Einmal wurde eine deutsche Frau zu mir gebracht. Ihr Ehemann war Muslim und hat sie immer wieder geschlagen. Ich habe beide zu mir eingeladen und dem Mann erklärt, dass er sich schuldig mache, wenn er seine Frau schlage. Der Islam bestraft die Misshandlung von Frauen. Ich habe ihm aber auch erklärt, dass er sich vor dem Gesetz strafbar macht. Ein Gericht kann in so einem Fall sogar eine Gefängnisstrafe verhängen. Der Mann hat verstanden und seine Frau nicht wieder geschlagen.
Wie ist die deutsche Frau auf Sie gekommen?

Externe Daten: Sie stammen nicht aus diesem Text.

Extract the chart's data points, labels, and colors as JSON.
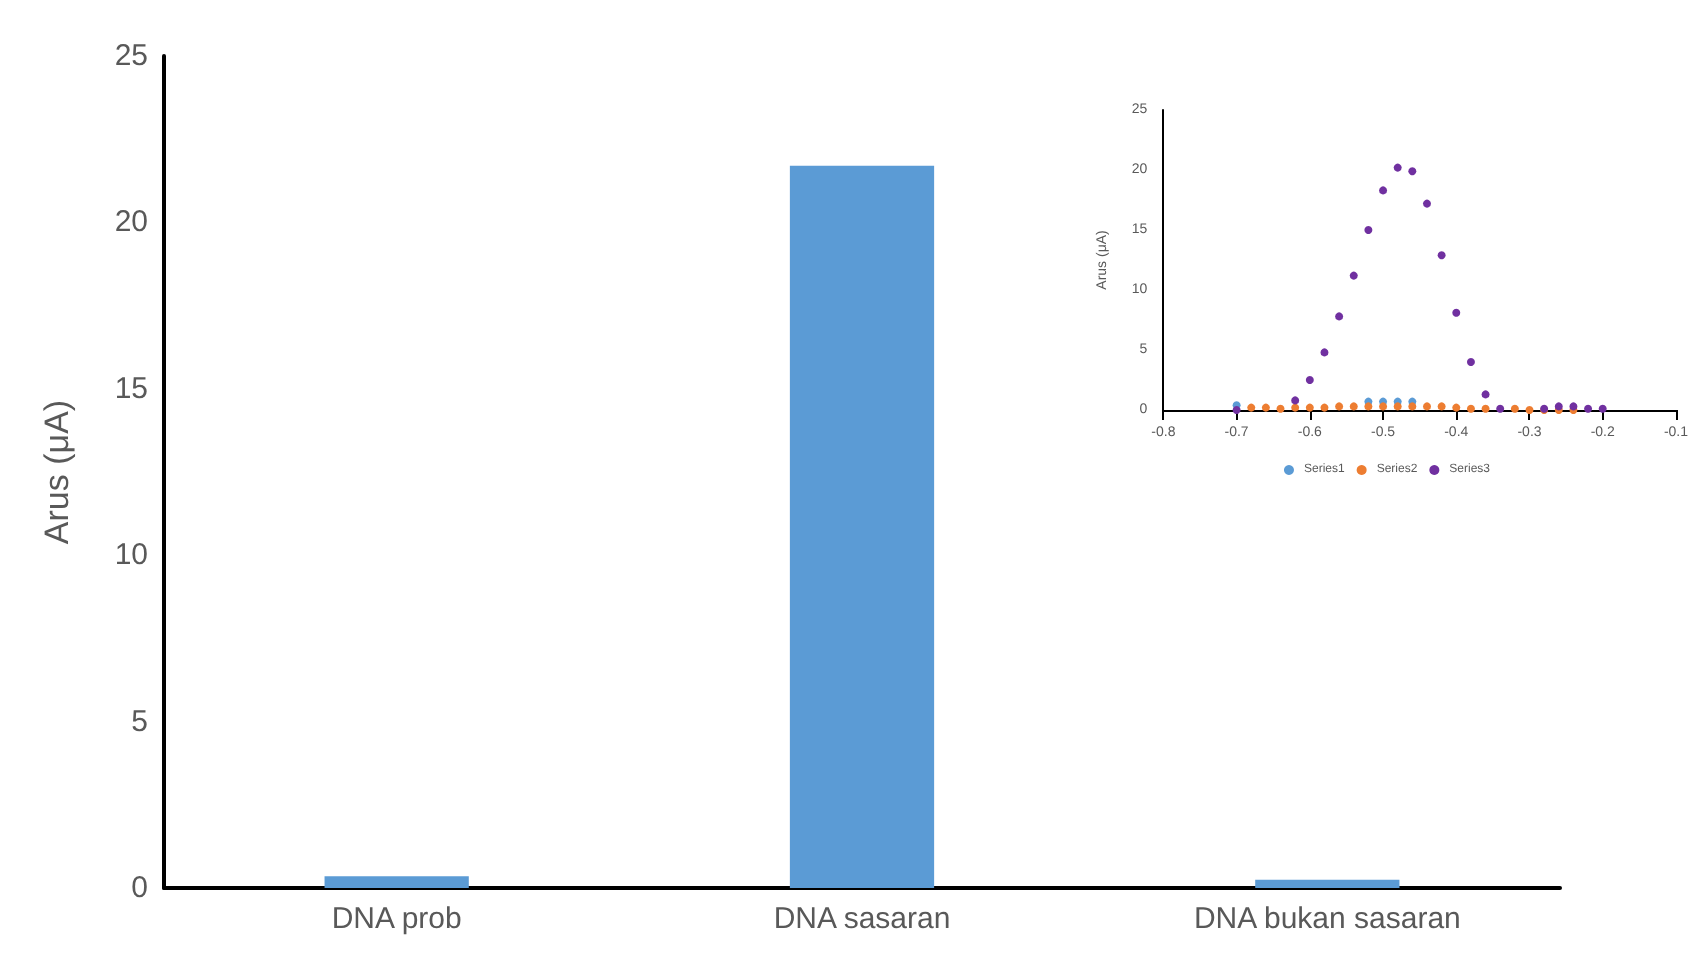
{
  "chart_data": [
    {
      "type": "bar",
      "ylabel": "Arus (μA)",
      "categories": [
        "DNA prob",
        "DNA sasaran",
        "DNA bukan sasaran"
      ],
      "values": [
        0.35,
        21.7,
        0.25
      ],
      "color": "#5b9bd5",
      "ylim": [
        0,
        25
      ],
      "yticks": [
        0,
        5,
        10,
        15,
        20,
        25
      ],
      "grid": false
    },
    {
      "type": "scatter",
      "ylabel": "Arus (μA)",
      "marker": "circle",
      "legend": "bottom",
      "grid": false,
      "xlim": [
        -0.8,
        -0.1
      ],
      "xticks": [
        -0.8,
        -0.7,
        -0.6,
        -0.5,
        -0.4,
        -0.3,
        -0.2,
        -0.1
      ],
      "ylim": [
        0,
        25
      ],
      "yticks": [
        0,
        5,
        10,
        15,
        20,
        25
      ],
      "x": [
        -0.7,
        -0.68,
        -0.66,
        -0.64,
        -0.62,
        -0.6,
        -0.58,
        -0.56,
        -0.54,
        -0.52,
        -0.5,
        -0.48,
        -0.46,
        -0.44,
        -0.42,
        -0.4,
        -0.38,
        -0.36,
        -0.34,
        -0.32,
        -0.3,
        -0.28,
        -0.26,
        -0.24,
        -0.22,
        -0.2
      ],
      "series": [
        {
          "name": "Series1",
          "color": "#5b9bd5",
          "values": [
            0.4,
            null,
            null,
            null,
            null,
            null,
            null,
            null,
            null,
            0.7,
            0.7,
            0.7,
            0.7,
            null,
            null,
            null,
            null,
            null,
            null,
            null,
            null,
            null,
            null,
            null,
            null,
            null
          ]
        },
        {
          "name": "Series2",
          "color": "#ed7d31",
          "values": [
            null,
            0.2,
            0.2,
            0.1,
            0.2,
            0.2,
            0.2,
            0.3,
            0.3,
            0.3,
            0.3,
            0.3,
            0.3,
            0.3,
            0.3,
            0.2,
            0.1,
            0.1,
            null,
            0.1,
            0,
            0,
            0,
            0,
            null,
            null
          ]
        },
        {
          "name": "Series3",
          "color": "#7030a0",
          "values": [
            0,
            null,
            null,
            null,
            0.8,
            2.5,
            4.8,
            7.8,
            11.2,
            15,
            18.3,
            20.2,
            19.9,
            17.2,
            12.9,
            8.1,
            4,
            1.3,
            0.1,
            null,
            null,
            0.1,
            0.3,
            0.3,
            0.1,
            0.1
          ]
        }
      ]
    }
  ]
}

Nachbarn hatten sie zu mir gebracht. Die Frau hatte anfangs auch Angst, ich könne mich auf die Seite des Mannes stellen, weil ich selbst auch Muslim bin. Sie konnte sich nicht vorstellen, dass ich als Scheich ihre Interessen als christliche Frau vertrete. Dabei liegt es ja gerade an meinem Glauben, dass ich mich für die Geschlagenen und Unterdrückten einsetze. Wir Schiiten glauben schließlich, dass Imam Hussein, der Enkel des Propheten Mohammad, als Märtyrer im Kampf gegen die Unterdrückung gestorben ist.
Das ist aber sicher nicht der einzige Fall, in dem Sie sich für die Rechte ausländischer Frauen eingesetzt haben.

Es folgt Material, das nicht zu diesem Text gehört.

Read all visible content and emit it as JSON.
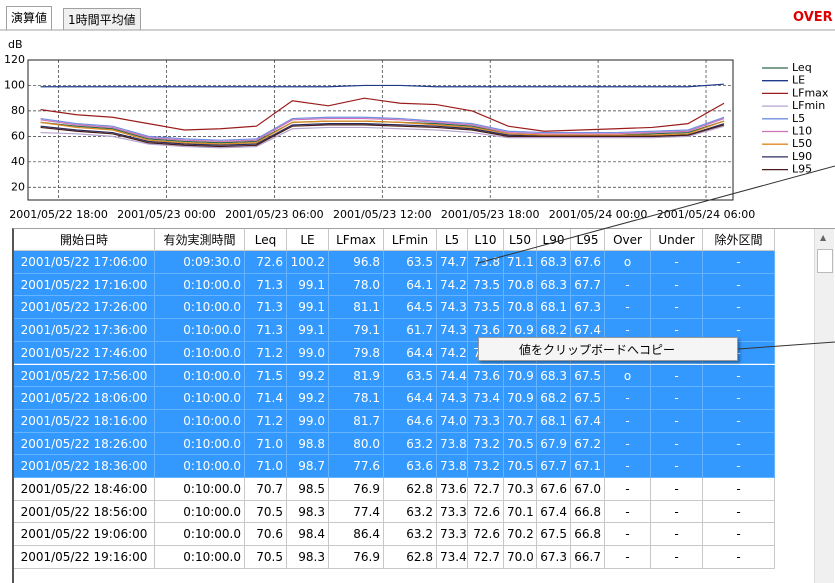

Ja, es ist mittlerweile üblich, dass mich westliche Botschaften um Rat bitten, wenn es Probleme zwischen ausländischen Frauen und ihren muslimischen Männern gibt. Ich bin vor allem mit den Botschaften von Deutschland, der Schweiz, von Großbritannien und Australien in Kontakt und bisher haben wir immer einen für beide Seiten tragbaren Kompromiss gefunden. Ich bin in der Theologenschule des Imam Musa as-Sadr ausgebildet worden. Dort habe ich die Kunst der Vermittlung gelernt. Für mich ist Musa as-Sadr der Mann des Dialogs schlechthin. Er war der erste Imam im Libanon, der eine Rede in einer Kirche unterm Kreuz gehalten hat, und wurde deswegen mehrfach von den eigenen Leuten angegriffen. Er hat seine Dialogbereitschaft mit dem Koran begründet. Dort steht: „Wir haben Euch als Völker erschaffen, damit Ihr Euch kennen lernt.“
Das Gespräch führte Katja Dorothea Buck.
Scheich Hassan Sharife vermittelt in Konflikten. Der islamische Geistliche aus dem Libanon ist Mitglied im Höchsten Schiitischen Rat des Landes.